2007: Der Zusammenbruch des US-Markts für Subprime-Immobilienkredite (Immobilienkredite an Schuldner mit geringer Bonität) war Auslöser einer weltweiten Finanzkrise beispiellosen Ausmaßes.

Bild: Finanzkrise  - Wall Street2008: Die US-Investmentbank Lehman Brothers kollabierte und löste damit letztlich eine globale Liquiditätsverknappung aus. Das gegenseitige Misstrauen sowie die Ungewissheit über die weitere Entwicklung und den eigenen Bedarf führten dazu, dass Banken so viel Liquidität wie möglich horten.
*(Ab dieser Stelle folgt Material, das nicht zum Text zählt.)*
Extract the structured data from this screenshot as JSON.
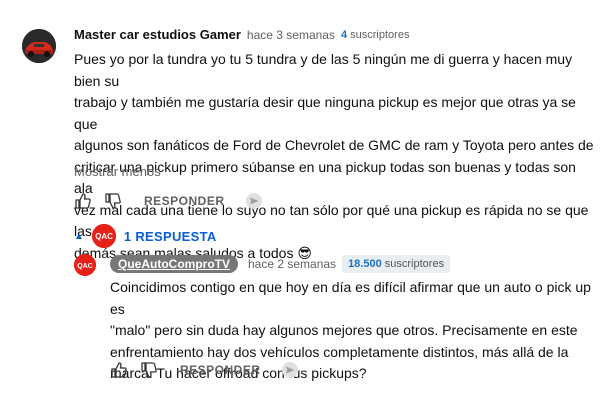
{
  "comment": {
    "author": "Master car estudios Gamer",
    "time": "hace 3 semanas",
    "subs_count": "4",
    "subs_label": "suscriptores",
    "text_lines": [
      "Pues yo por la tundra yo tu 5 tundra y de las 5 ningún me di guerra y hacen muy bien su",
      "trabajo y también me gustaría desir que ninguna pickup es mejor que otras ya se que",
      "algunos son fanáticos de Ford de Chevrolet de GMC de ram y Toyota pero antes de",
      "criticar una pickup primero súbanse en una pickup todas son buenas y todas son ala",
      "vez mal cada una tiene lo suyo no tan sólo por qué una pickup es rápida no se que las",
      "demás sean malas saludos a todos 😎"
    ],
    "show_less": "Mostrar menos",
    "reply_label": "RESPONDER"
  },
  "replies_toggle": {
    "label": "1 RESPUESTA"
  },
  "reply": {
    "author": "QueAutoComproTV",
    "time": "hace 2 semanas",
    "subs_count": "18.500",
    "subs_label": "suscriptores",
    "text_lines": [
      "Coincidimos contigo en que hoy en día es difícil afirmar que un auto o pick up es",
      "\"malo\" pero sin duda hay algunos mejores que otros. Precisamente en este",
      "enfrentamiento hay dos vehículos completamente distintos, más allá de la",
      "marca. Tu hacer offroad con tus pickups?"
    ],
    "reply_label": "RESPONDER"
  },
  "colors": {
    "link_blue": "#065fd4",
    "channel_red": "#e62117",
    "chip_gray": "#777777"
  }
}
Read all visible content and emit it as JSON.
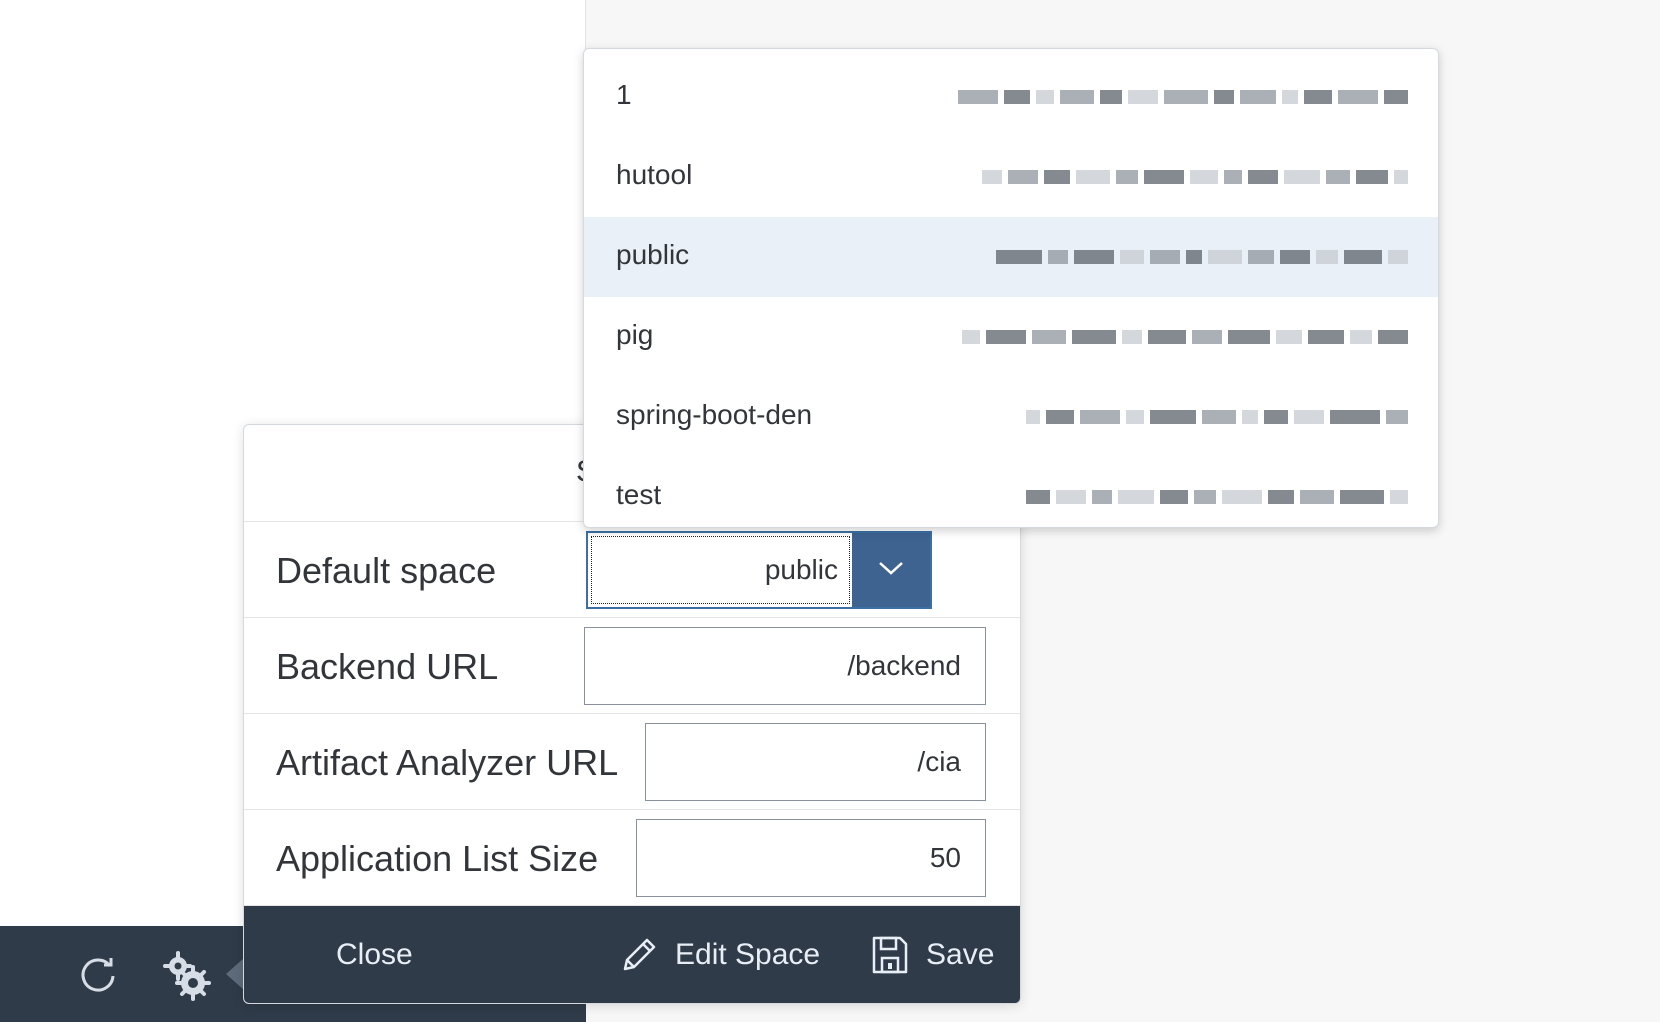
{
  "toolbar": {
    "refresh_icon": "refresh-icon",
    "settings_icon": "settings-gear-icon"
  },
  "dialog": {
    "title": "S",
    "rows": [
      {
        "label": "Default space",
        "value": "public"
      },
      {
        "label": "Backend URL",
        "value": "/backend"
      },
      {
        "label": "Artifact Analyzer URL",
        "value": "/cia"
      },
      {
        "label": "Application List Size",
        "value": "50"
      }
    ],
    "footer": {
      "close_label": "Close",
      "edit_space_label": "Edit Space",
      "save_label": "Save"
    }
  },
  "dropdown": {
    "items": [
      {
        "label": "1",
        "selected": false
      },
      {
        "label": "hutool",
        "selected": false
      },
      {
        "label": "public",
        "selected": true
      },
      {
        "label": "pig",
        "selected": false
      },
      {
        "label": "spring-boot-den",
        "selected": false
      },
      {
        "label": "test",
        "selected": false
      }
    ]
  },
  "colors": {
    "toolbar_bg": "#2f3b48",
    "accent": "#3e6391",
    "selected_row": "#eaf0f7"
  }
}
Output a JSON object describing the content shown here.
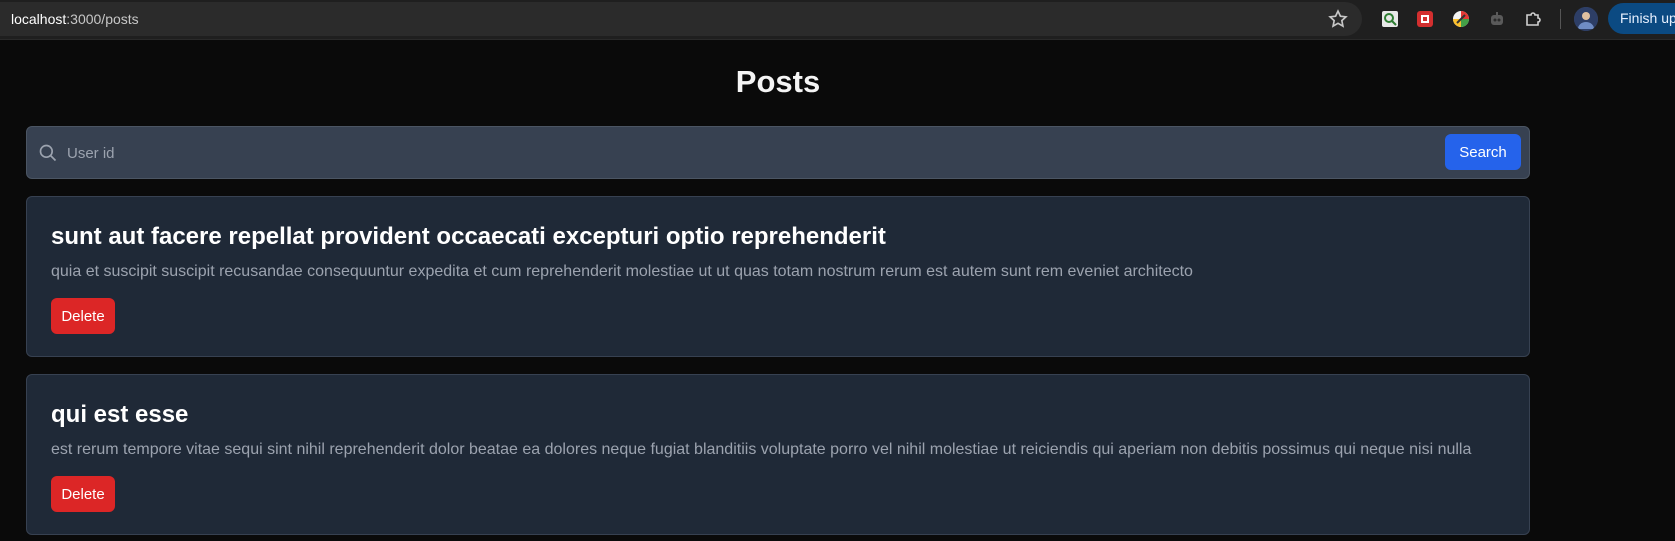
{
  "browser": {
    "url_host": "localhost",
    "url_path": ":3000/posts",
    "finish_button_label": "Finish up",
    "icons": [
      "star-icon",
      "magnifier-extension-icon",
      "red-extension-icon",
      "colorful-extension-icon",
      "robot-extension-icon",
      "puzzle-extensions-icon",
      "profile-avatar"
    ]
  },
  "page": {
    "title": "Posts"
  },
  "search": {
    "placeholder": "User id",
    "button_label": "Search"
  },
  "posts": [
    {
      "title": "sunt aut facere repellat provident occaecati excepturi optio reprehenderit",
      "body": "quia et suscipit suscipit recusandae consequuntur expedita et cum reprehenderit molestiae ut ut quas totam nostrum rerum est autem sunt rem eveniet architecto",
      "delete_label": "Delete"
    },
    {
      "title": "qui est esse",
      "body": "est rerum tempore vitae sequi sint nihil reprehenderit dolor beatae ea dolores neque fugiat blanditiis voluptate porro vel nihil molestiae ut reiciendis qui aperiam non debitis possimus qui neque nisi nulla",
      "delete_label": "Delete"
    }
  ],
  "colors": {
    "page_bg": "#0a0a0a",
    "card_bg": "#1f2937",
    "search_bg": "#374151",
    "primary": "#2563eb",
    "danger": "#dc2626"
  }
}
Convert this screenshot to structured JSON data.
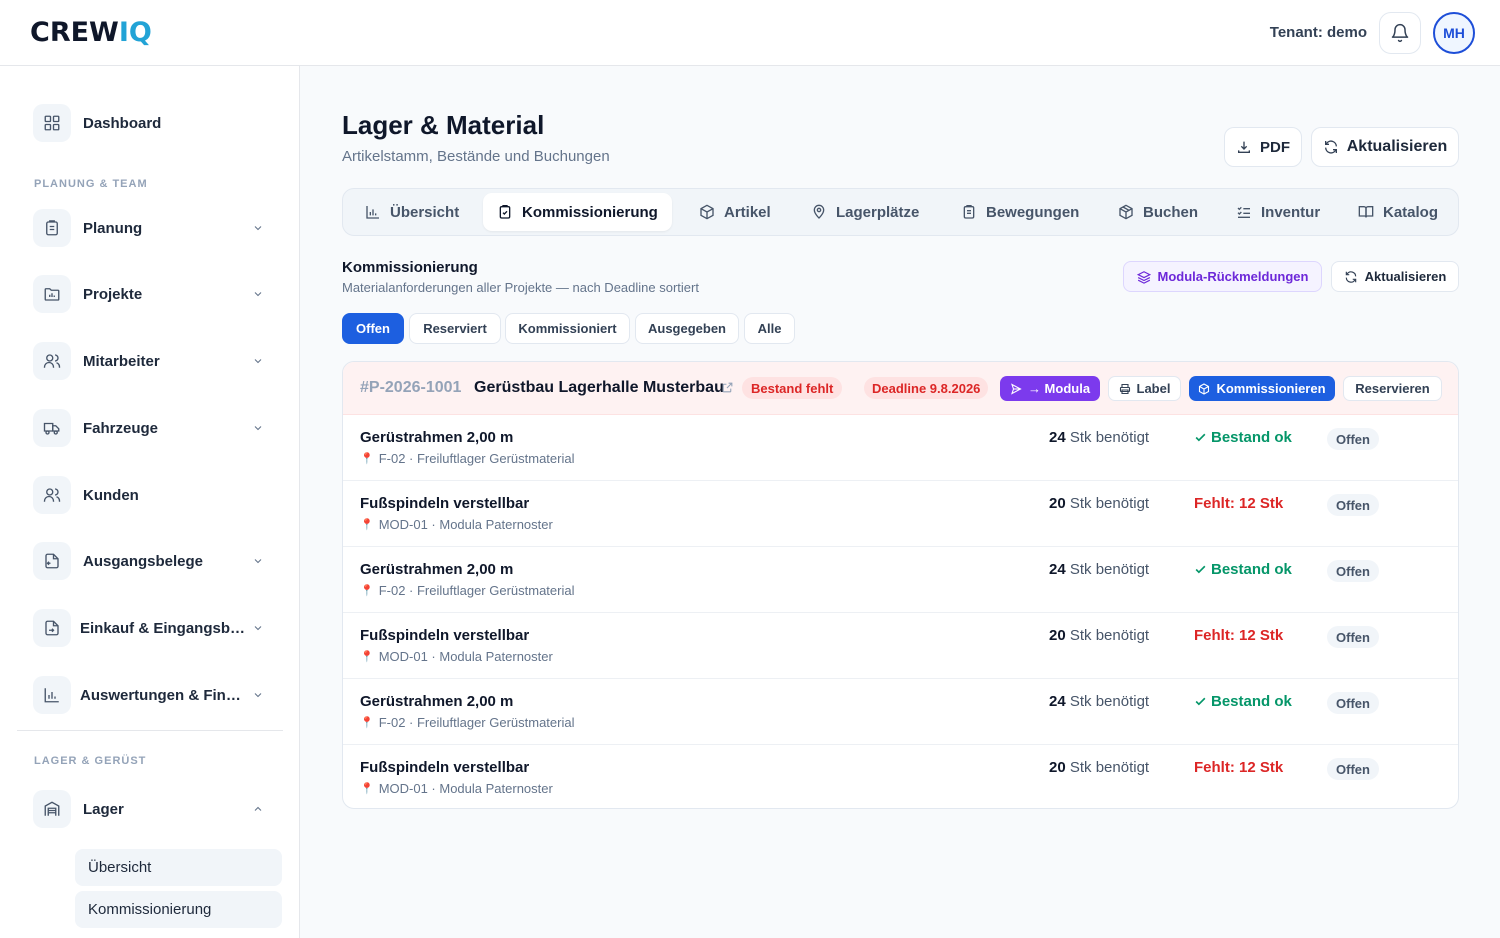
{
  "topbar": {
    "logo_main": "CREW",
    "logo_accent": "IQ",
    "tenant": "Tenant: demo",
    "avatar_initials": "MH"
  },
  "sidebar": {
    "dashboard": "Dashboard",
    "section_planning": "PLANUNG & TEAM",
    "items": [
      {
        "label": "Planung"
      },
      {
        "label": "Projekte"
      },
      {
        "label": "Mitarbeiter"
      },
      {
        "label": "Fahrzeuge"
      },
      {
        "label": "Kunden"
      },
      {
        "label": "Ausgangsbelege"
      },
      {
        "label": "Einkauf & Eingangsbelege"
      },
      {
        "label": "Auswertungen & Finanzen"
      }
    ],
    "section_storage": "LAGER & GERÜST",
    "lager": "Lager",
    "sub_items": [
      {
        "label": "Übersicht"
      },
      {
        "label": "Kommissionierung"
      }
    ]
  },
  "header": {
    "title": "Lager & Material",
    "subtitle": "Artikelstamm, Bestände und Buchungen",
    "pdf_label": "PDF",
    "refresh_label": "Aktualisieren"
  },
  "tabs": [
    {
      "label": "Übersicht"
    },
    {
      "label": "Kommissionierung"
    },
    {
      "label": "Artikel"
    },
    {
      "label": "Lagerplätze"
    },
    {
      "label": "Bewegungen"
    },
    {
      "label": "Buchen"
    },
    {
      "label": "Inventur"
    },
    {
      "label": "Katalog"
    }
  ],
  "section": {
    "title": "Kommissionierung",
    "subtitle": "Materialanforderungen aller Projekte — nach Deadline sortiert",
    "modula_button": "Modula-Rückmeldungen",
    "refresh_button": "Aktualisieren"
  },
  "filters": [
    {
      "label": "Offen"
    },
    {
      "label": "Reserviert"
    },
    {
      "label": "Kommissioniert"
    },
    {
      "label": "Ausgegeben"
    },
    {
      "label": "Alle"
    }
  ],
  "project": {
    "number": "#P-2026-1001",
    "name": "Gerüstbau Lagerhalle Musterbau",
    "badge_stock": "Bestand fehlt",
    "badge_deadline": "Deadline 9.8.2026",
    "btn_modula": "→ Modula",
    "btn_label": "Label",
    "btn_pick": "Kommissionieren",
    "btn_reserve": "Reservieren"
  },
  "rows": [
    {
      "name": "Gerüstrahmen 2,00 m",
      "location": "F-02 · Freiluftlager Gerüstmaterial",
      "qty": "24",
      "qty_unit": "Stk benötigt",
      "stock": "Bestand ok",
      "status": "Offen"
    },
    {
      "name": "Fußspindeln verstellbar",
      "location": "MOD-01 · Modula Paternoster",
      "qty": "20",
      "qty_unit": "Stk benötigt",
      "stock": "Fehlt: 12 Stk",
      "status": "Offen"
    },
    {
      "name": "Gerüstrahmen 2,00 m",
      "location": "F-02 · Freiluftlager Gerüstmaterial",
      "qty": "24",
      "qty_unit": "Stk benötigt",
      "stock": "Bestand ok",
      "status": "Offen"
    },
    {
      "name": "Fußspindeln verstellbar",
      "location": "MOD-01 · Modula Paternoster",
      "qty": "20",
      "qty_unit": "Stk benötigt",
      "stock": "Fehlt: 12 Stk",
      "status": "Offen"
    },
    {
      "name": "Gerüstrahmen 2,00 m",
      "location": "F-02 · Freiluftlager Gerüstmaterial",
      "qty": "24",
      "qty_unit": "Stk benötigt",
      "stock": "Bestand ok",
      "status": "Offen"
    },
    {
      "name": "Fußspindeln verstellbar",
      "location": "MOD-01 · Modula Paternoster",
      "qty": "20",
      "qty_unit": "Stk benötigt",
      "stock": "Fehlt: 12 Stk",
      "status": "Offen"
    }
  ],
  "colors": {
    "primary": "#1d5fe0",
    "modula": "#7c3aed",
    "ok": "#059669",
    "danger": "#dc2626",
    "logo_accent": "#22a3d6"
  }
}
Weltweit mussten Regierungen ihre Finanzsysteme durch die Übernahme von Haftungsgarantien und die Bereitstellung von Kapital stützen. Es beginnt eine politische Diskussion über die Systemrelevanz von Banken, die bis heute andauert.

Die Eigentümer der RZB, die Raiffeisenlandeszentralen, stärkten die Eigenkapitalbasis der RZB um insgesamt rund € 900 Millionen.

2009: Nachdem der Geldmarkt zunächst fast vollständig zum Erliegen gekommen war und sich Banken gegenseitig nur noch sehr kurzfristig Geld zur Verfügung gestellt hatten, entspannte sich die Situation. Banken begaben mit staatlichen Garantien versehene Schuldverschreibungen.

Die RZB stärkte ihre Kapitalbasis durch die Ausgabe von Partizipationsscheinen im Volumen von € 1.750 Millionen an die Republik Österreich weiter.

Konzertierte Hilfsmaßnahmen des Internationalen Währungsfonds und der Europäischen Union für die am stärksten von der Krise betroffenen Länder verhinderten eine weitere Zunahme der Risikoaversion. Ab März 2009 begann eine Aufholjagd der internationalen Börsen, die bis ins Jahr 2010 andauerte.

Zum Jahresende 2009 hat die RZB einen soliden Kapital- und Liquiditätspolster aufgebaut.

 

2010 Fusion von RZB und Raiffeisen International

Die Raiffeisen Bank International entsteht, die RZB bleibt das Spitzeninstitut der Raiffeisen Bankengruppe Österreich und Konzernzentrale für den gesamten RZB-Konzern.

 

2013 - Optimierung von Strukturen und Abläufen

Um die Position der Raiffeisen Bankengruppe Österreich als Nummer Eins weiter zu festigen und abzusichern, startete die RZB Anfang 2013 ein Projekt zur Optimierung von Strukturen und Abläufen. Damit rückte die Bundesebene der RBG näher zusammen, neben der RZB konkret die Raiffeisen Bausparkasse, Raiffeisen Kapitalanlage-Gesellschaft (Raiffeisen KAG), Raiffeisen-Leasing, Valida Holding, Raiffeisen Versicherung, Raiffeisen Factor Bank und Raiffeisen Wohnbaubank. Im Mittelpunkt stand dabei die Stärkung der Kernkompetenzen in den Verbundunternehmen: klare Prozesse, Strukturen und Entscheidungswege, Bündelung der Kräfte, in Summe eine nachhaltige Erhöhung der Wertschöpfung für die Eigentümer. Ende Dezember 2014 wurde das Projekt formell erfolgreich abgeschlossen.